Throughout the call, you weave MEDDPICC signals in without making them feel like a checklist.
Instead of “Do you have budget?”, ask: “When you think about solving this, how do you usually fund initiatives like this? Is it already allocated or does it require a business case?” That’s Economic Buyer and Metrics in MEDDPICC language, delivered through a SPICED conversation.
Instead of “Are you the decision maker?”, ask: “To make sure we run an efficient process, who else will weigh in on this decision? Who besides you cares most about this outcome?” That’s Decision Process.
Instead of “What’s your timeline?”, anchor to Critical Event: “You mentioned Q3. What’s happening then that makes that the target, and what happens if it slips?” Then follow with: “Walk me through what happens between a decision to move forward and a signed contract.
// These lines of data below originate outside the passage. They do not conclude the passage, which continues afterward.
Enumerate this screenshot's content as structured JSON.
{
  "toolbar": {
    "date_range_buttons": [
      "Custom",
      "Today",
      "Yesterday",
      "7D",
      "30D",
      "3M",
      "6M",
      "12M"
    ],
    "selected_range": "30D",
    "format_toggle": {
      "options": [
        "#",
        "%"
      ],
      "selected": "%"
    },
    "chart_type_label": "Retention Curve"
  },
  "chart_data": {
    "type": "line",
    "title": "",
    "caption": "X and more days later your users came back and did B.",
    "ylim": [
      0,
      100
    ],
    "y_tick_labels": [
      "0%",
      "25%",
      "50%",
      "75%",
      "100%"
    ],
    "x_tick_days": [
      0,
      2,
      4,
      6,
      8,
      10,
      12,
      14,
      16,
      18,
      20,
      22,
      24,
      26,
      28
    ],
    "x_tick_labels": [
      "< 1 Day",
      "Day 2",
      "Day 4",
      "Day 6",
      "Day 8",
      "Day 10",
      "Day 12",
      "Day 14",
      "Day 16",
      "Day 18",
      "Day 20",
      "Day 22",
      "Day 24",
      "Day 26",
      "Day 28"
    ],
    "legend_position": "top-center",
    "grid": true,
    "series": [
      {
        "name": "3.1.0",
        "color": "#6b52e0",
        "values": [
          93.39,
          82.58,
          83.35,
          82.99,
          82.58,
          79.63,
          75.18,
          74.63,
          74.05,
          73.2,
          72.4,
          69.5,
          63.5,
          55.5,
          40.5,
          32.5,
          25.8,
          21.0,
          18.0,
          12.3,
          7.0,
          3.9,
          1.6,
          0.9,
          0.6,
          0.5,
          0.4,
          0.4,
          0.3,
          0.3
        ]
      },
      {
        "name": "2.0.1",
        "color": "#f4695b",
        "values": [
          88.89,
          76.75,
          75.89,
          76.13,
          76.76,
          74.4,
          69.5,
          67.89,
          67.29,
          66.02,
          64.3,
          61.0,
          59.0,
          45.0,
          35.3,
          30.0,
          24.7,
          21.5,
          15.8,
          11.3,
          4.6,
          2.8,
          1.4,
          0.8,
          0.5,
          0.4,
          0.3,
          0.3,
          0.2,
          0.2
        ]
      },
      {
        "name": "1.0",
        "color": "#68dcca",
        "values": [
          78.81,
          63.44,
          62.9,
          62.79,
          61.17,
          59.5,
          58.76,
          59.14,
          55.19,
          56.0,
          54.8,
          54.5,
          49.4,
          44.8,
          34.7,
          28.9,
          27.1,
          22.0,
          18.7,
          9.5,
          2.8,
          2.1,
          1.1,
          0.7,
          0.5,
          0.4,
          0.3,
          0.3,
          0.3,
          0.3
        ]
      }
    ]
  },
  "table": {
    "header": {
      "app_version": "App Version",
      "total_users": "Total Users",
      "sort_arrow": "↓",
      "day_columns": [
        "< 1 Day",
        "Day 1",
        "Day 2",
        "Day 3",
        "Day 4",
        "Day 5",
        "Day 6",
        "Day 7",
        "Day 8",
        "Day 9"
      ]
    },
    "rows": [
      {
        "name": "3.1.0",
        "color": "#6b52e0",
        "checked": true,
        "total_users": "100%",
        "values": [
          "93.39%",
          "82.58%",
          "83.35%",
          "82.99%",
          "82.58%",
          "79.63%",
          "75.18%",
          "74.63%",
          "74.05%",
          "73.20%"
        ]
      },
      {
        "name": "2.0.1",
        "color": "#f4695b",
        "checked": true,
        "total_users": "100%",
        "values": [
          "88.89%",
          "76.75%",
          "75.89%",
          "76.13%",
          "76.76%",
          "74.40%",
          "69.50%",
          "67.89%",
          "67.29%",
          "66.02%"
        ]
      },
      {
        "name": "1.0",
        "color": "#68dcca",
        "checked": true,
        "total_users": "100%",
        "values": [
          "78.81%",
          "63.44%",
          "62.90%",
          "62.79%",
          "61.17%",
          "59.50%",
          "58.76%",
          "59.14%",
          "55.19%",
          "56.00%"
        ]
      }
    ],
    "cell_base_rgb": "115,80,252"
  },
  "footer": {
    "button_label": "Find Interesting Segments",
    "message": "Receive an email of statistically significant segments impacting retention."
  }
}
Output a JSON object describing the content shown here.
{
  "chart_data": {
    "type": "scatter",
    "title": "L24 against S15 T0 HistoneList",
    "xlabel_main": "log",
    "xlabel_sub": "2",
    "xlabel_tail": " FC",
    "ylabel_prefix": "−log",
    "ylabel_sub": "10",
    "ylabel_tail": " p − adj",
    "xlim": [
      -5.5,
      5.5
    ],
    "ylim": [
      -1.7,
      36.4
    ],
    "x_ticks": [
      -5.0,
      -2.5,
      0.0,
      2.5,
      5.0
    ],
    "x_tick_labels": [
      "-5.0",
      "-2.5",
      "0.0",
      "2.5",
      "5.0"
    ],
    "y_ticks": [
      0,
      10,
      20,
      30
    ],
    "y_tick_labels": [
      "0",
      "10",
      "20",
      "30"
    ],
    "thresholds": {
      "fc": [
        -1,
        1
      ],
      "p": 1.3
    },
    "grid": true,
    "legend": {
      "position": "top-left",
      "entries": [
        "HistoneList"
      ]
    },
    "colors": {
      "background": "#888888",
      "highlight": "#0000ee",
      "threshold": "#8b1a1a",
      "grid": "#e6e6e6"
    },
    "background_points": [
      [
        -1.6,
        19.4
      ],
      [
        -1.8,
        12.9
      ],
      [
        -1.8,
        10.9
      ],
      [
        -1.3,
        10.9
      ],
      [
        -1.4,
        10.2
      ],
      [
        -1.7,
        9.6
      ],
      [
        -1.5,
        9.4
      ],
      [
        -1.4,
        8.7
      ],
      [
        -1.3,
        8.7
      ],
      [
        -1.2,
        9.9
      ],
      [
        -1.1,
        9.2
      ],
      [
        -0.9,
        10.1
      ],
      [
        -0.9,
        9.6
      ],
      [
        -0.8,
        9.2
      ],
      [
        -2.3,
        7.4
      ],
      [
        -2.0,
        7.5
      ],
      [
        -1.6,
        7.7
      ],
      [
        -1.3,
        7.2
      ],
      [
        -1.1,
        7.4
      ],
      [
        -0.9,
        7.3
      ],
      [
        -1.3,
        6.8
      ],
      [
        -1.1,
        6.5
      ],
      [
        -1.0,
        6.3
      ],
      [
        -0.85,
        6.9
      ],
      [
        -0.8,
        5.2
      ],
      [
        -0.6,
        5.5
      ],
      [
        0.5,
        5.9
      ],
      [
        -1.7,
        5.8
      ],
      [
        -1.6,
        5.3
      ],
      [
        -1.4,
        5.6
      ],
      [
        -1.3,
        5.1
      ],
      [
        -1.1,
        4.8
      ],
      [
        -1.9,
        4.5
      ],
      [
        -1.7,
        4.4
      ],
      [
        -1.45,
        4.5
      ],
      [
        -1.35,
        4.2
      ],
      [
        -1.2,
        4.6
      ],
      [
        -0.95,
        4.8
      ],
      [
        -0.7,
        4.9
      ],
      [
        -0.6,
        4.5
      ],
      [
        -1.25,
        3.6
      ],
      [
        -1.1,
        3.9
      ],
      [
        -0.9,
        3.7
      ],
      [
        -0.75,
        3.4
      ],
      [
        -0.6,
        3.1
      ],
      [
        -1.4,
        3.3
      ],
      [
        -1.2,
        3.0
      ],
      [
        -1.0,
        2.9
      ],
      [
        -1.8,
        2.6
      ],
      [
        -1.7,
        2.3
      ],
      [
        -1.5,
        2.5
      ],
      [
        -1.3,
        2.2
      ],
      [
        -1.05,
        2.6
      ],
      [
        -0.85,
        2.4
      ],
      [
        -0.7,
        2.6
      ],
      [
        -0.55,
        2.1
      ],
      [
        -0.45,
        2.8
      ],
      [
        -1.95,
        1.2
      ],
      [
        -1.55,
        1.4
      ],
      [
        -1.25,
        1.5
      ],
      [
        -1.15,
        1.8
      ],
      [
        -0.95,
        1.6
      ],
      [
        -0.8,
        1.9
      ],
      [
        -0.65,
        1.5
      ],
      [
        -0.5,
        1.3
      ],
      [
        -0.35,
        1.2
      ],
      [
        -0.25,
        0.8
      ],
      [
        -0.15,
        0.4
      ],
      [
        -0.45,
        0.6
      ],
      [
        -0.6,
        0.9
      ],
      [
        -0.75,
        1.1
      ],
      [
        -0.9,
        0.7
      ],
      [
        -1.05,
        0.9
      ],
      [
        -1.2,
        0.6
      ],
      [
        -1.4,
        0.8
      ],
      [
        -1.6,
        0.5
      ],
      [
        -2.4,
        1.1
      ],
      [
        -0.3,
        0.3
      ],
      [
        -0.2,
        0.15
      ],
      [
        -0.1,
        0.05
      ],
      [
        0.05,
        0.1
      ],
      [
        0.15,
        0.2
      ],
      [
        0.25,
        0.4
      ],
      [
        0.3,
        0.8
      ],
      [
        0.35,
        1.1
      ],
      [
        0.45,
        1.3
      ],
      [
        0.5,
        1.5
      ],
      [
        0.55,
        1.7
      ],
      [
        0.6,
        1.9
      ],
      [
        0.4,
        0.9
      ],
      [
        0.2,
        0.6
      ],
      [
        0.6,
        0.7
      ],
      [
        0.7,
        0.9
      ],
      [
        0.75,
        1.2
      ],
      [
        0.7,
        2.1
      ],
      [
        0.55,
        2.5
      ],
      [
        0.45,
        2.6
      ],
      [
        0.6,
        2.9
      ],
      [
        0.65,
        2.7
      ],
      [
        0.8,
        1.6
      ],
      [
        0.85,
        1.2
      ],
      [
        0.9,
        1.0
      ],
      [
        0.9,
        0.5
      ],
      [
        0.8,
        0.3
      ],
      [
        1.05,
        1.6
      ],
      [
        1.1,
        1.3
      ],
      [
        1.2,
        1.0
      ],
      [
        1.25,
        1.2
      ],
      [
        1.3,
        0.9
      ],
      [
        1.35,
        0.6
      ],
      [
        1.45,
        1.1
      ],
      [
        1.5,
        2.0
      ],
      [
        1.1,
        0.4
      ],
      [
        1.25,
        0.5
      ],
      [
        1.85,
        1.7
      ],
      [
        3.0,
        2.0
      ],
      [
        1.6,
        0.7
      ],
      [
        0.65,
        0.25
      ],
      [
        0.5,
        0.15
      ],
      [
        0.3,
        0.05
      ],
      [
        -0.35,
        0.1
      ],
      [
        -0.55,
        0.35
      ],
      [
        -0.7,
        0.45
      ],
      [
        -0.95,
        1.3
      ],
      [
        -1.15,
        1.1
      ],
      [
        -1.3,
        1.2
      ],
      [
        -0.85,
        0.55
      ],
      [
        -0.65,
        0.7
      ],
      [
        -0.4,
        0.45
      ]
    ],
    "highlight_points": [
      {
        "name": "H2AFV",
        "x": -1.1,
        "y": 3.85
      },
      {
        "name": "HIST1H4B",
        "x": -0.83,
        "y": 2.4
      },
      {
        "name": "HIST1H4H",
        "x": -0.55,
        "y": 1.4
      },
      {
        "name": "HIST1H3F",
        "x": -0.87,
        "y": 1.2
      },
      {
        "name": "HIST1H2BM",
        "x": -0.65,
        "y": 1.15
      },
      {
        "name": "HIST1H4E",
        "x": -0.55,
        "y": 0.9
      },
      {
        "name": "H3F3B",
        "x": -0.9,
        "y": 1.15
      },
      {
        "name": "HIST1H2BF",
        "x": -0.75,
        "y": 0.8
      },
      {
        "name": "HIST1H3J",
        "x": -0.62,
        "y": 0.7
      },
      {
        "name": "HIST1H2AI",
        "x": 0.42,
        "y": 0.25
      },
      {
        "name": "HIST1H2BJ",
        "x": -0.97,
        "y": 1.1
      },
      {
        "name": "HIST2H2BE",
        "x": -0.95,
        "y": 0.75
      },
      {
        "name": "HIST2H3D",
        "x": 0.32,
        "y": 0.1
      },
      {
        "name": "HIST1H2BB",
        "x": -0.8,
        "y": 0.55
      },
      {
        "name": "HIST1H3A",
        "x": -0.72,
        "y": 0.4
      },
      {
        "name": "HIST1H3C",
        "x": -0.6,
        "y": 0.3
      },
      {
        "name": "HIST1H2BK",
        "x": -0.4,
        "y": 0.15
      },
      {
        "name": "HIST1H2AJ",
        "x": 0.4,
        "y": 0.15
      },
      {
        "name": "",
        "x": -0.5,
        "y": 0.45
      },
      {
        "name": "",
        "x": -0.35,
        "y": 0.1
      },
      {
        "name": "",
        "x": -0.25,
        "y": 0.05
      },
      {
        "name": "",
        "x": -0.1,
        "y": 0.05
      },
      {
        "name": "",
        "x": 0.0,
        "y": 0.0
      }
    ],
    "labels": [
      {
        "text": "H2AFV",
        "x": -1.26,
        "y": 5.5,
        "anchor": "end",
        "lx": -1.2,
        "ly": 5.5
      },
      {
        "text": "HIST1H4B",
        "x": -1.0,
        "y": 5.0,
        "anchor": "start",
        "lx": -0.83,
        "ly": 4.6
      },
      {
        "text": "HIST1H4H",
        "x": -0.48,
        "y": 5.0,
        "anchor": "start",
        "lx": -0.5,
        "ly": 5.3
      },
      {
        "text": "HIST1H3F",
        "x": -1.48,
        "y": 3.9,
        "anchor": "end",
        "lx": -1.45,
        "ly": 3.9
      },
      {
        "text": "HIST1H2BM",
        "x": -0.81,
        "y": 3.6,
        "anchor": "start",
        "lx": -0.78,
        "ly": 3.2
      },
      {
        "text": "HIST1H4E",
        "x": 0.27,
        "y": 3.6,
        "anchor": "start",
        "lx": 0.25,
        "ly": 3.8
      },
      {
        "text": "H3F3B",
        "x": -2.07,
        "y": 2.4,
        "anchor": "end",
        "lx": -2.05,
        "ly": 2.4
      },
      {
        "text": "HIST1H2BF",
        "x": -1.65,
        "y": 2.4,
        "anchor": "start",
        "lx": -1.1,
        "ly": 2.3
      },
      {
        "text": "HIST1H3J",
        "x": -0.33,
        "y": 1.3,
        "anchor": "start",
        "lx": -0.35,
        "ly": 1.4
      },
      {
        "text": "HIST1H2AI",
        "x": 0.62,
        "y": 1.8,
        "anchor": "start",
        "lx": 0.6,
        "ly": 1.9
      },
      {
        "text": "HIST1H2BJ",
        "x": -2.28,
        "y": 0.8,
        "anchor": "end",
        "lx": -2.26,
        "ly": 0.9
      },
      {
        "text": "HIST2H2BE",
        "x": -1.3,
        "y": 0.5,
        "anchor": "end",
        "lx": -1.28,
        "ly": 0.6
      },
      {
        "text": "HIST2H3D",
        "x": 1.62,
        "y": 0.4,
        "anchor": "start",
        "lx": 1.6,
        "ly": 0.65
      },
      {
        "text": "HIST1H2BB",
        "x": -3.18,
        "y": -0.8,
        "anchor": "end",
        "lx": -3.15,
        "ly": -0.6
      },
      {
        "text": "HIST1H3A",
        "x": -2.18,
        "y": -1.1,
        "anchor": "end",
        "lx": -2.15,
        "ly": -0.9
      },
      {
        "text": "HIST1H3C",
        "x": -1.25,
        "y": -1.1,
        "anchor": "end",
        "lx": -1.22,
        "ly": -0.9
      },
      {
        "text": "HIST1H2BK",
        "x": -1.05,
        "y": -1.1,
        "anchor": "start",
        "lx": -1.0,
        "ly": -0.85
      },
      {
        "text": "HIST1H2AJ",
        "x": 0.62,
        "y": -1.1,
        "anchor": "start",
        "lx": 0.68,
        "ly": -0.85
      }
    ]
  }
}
What does procurement look like on your side?” That’s Paper Process, and getting it early is the single biggest cycle-compression lever in enterprise sales.
After the call, you update your deal record using MEDDPICC fields. Every field that’s empty tells you what you still need to uncover. Every field that’s filled tells you how real the deal is. This is deal inspection, not discovery. Your manager reviews the MEDDPICC fields in pipeline review to pressure-test whether the deal belongs at the stage it’s in.
Making this coachable
The hybrid approach works because it gives you two distinct coaching surfaces.
Call coaching uses SPICED: Did the rep uncover situation and pain before talking about product? Did they summarize and pause? Did they quantify impact? Did they identify a critical event? Did they understand the decision process?
Pipeline coaching uses MEDDPICC: Is the economic buyer identified and engaged? Are the decision criteria documented? Is the paper process mapped with realistic timelines? Is the champion validated? Do we know the competition?
When a deal stalls, the answer is almost always visible in the MEDDPICC fields. When a rep struggles in conversations, the answer is almost always visible in how they run SPICED.
Two frameworks. Two coaching cadences. One system.
The practical takeaway
If you’re leading a team selling anything that requires organizational change, stakeholder alignment, and a procurement process, neither SPICED nor MEDDPICC alone is enough.
Lead with SPICED to earn trust and create urgency. Layer MEDDPICC to confirm that urgency can convert to a closed deal. Coach conversations with SPICED. Inspect pipeline with MEDDPICC.
The teams that do this consistently don’t just generate pipeline. They generate pipeline that closes. And that distinction is worth more than any qualification framework on its own.